Thursday, October 9, 2008

Entertainment in the Regency


OOps. Where did Thursday go? Busy day to day. But late is better than never, hopefully.

I did a piece not so long ago about ladies activities, needlework, drawings etc, and we did something on outdoor activities. But with no television, what other sorts of entertainments were available.

Reading, of course. The novel was a fair newcomer at this time, primarily because printing was really in its infancy. But printing did provide greater numbers of copies much more quickly. One thing people loved to read were caricatures. Political cartoons, comments on people and events of the day.

James Gillray (1757-1815) was a popular cartoonist of the era, at the picture above is one of his. In the background is Miss Humphrey's shop in St. James's Street, his publisher. In the shop window a number of Gillray's previously published prints. Seeing the crowd standing around the window kind of reminds you of a sporting event being shown on a tv in a shop window doesn't it.
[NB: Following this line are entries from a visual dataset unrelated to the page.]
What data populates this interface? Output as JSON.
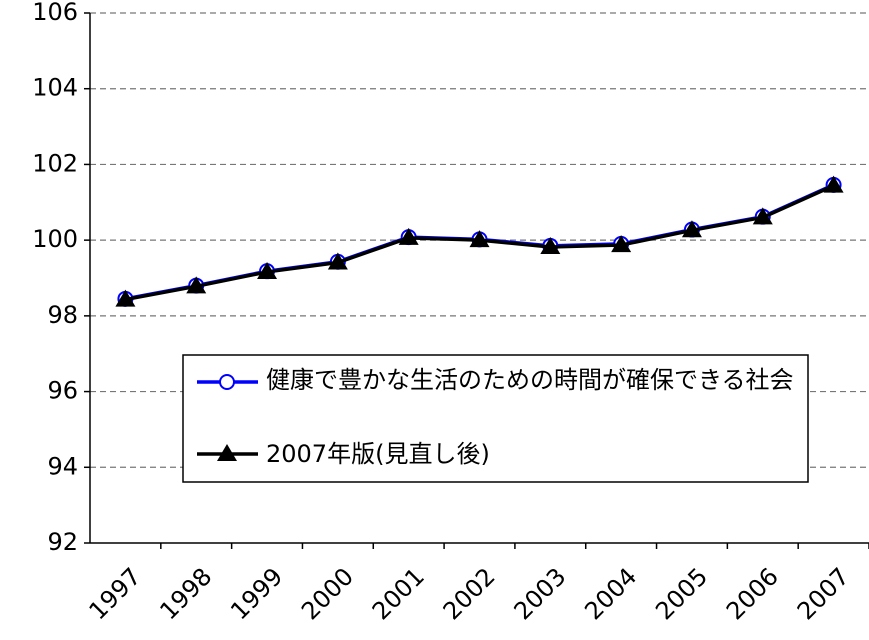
{
  "chart_data": {
    "type": "line",
    "categories": [
      "1997",
      "1998",
      "1999",
      "2000",
      "2001",
      "2002",
      "2003",
      "2004",
      "2005",
      "2006",
      "2007"
    ],
    "series": [
      {
        "name": "健康で豊かな生活のための時間が確保できる社会",
        "color": "#0000ff",
        "marker": "circle",
        "values": [
          98.45,
          98.8,
          99.18,
          99.43,
          100.08,
          100.02,
          99.85,
          99.9,
          100.28,
          100.62,
          101.46
        ]
      },
      {
        "name": "2007年版(見直し後)",
        "color": "#000000",
        "marker": "triangle",
        "values": [
          98.43,
          98.78,
          99.16,
          99.41,
          100.06,
          100.0,
          99.82,
          99.87,
          100.26,
          100.6,
          101.44
        ]
      }
    ],
    "ylim": [
      92,
      106
    ],
    "yticks": [
      92,
      94,
      96,
      98,
      100,
      102,
      104,
      106
    ],
    "grid": true
  }
}
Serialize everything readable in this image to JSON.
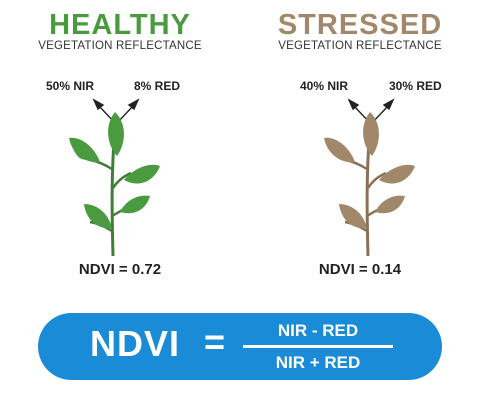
{
  "healthy": {
    "title": "HEALTHY",
    "subtitle": "VEGETATION REFLECTANCE",
    "nir_label": "50% NIR",
    "red_label": "8% RED",
    "ndvi": "NDVI = 0.72",
    "color": "#4a9a3f",
    "leaf_color": "#4a9a3f",
    "stem_color": "#3e7f35"
  },
  "stressed": {
    "title": "STRESSED",
    "subtitle": "VEGETATION REFLECTANCE",
    "nir_label": "40% NIR",
    "red_label": "30% RED",
    "ndvi": "NDVI = 0.14",
    "color": "#a1886b",
    "leaf_color": "#a1886b",
    "stem_color": "#8a7155"
  },
  "formula": {
    "lhs": "NDVI",
    "equals": "=",
    "numerator": "NIR - RED",
    "denominator": "NIR + RED",
    "background": "#1a8bd6"
  }
}
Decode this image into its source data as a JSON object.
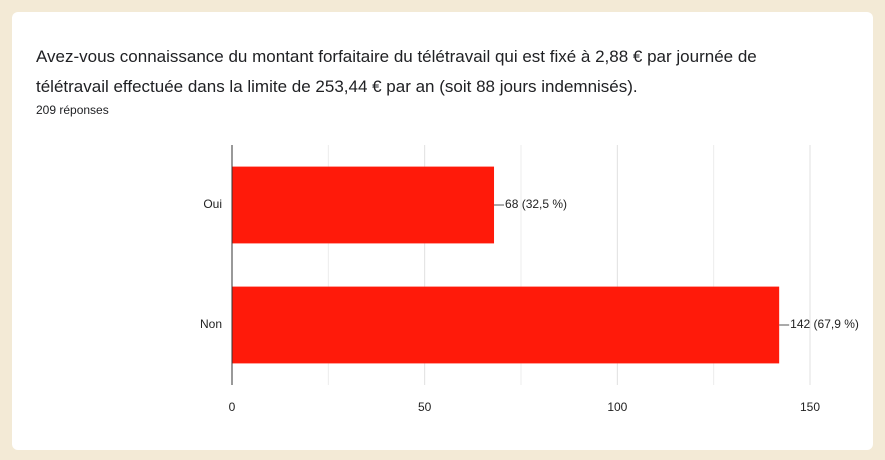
{
  "chart_data": {
    "type": "bar",
    "orientation": "horizontal",
    "title_lines": [
      "Avez-vous connaissance du montant forfaitaire du télétravail qui est fixé à 2,88 € par journée de",
      "télétravail effectuée dans la limite de 253,44 € par an (soit 88 jours indemnisés)."
    ],
    "subtitle": "209 réponses",
    "categories": [
      "Oui",
      "Non"
    ],
    "values": [
      68,
      142
    ],
    "value_labels": [
      "68 (32,5 %)",
      "142 (67,9 %)"
    ],
    "color": "#ff1a0a",
    "xlim": [
      0,
      150
    ],
    "xticks": [
      0,
      50,
      100,
      150
    ],
    "minor_xticks": [
      25,
      75,
      125
    ],
    "grid": true
  }
}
There were many other print shops on St. James's Street and surrounding streets, next to "fashionable hatters, gilders, vintners.

Although sometimes the higher classes bought prints on impulse and in person, they usually sent servants out to purchase the latest or had standing orders with print shops for regular deliveries. The Duke of Norfolk had the print seller Holland send him political prints 'as they came out''; his portfolios were 'filled with graphic satires and scurrilities, private as well as public, of which the press was then so prolific


As you can see from the above quote, these items were collected avidly and were certainly a form of entertainment, the kind of satire we now enjoy on tv. This one is by Rowlandson.

And here is one of a sports hero. Bill Richmond the famous black boxer, innkeeper and promoter. Born in New York in 1763, he came to England in the service of a British officer, Earl Percy.

Richmond taught himself to fight and rose through the ranks to become one of the most feted boxers of his day. In 1810 he retired from the ring and opened boxing rooms, which attracted the likes of Lord Byron and William Hazlitt, and ran the fashionable Horse and Dolphin public house near Leicester Square.

Of course there were lots more of these, some of them addressing some very serious subjects, and some of them exceedingly risque, but these prints were bought up as avidly as we watch television today.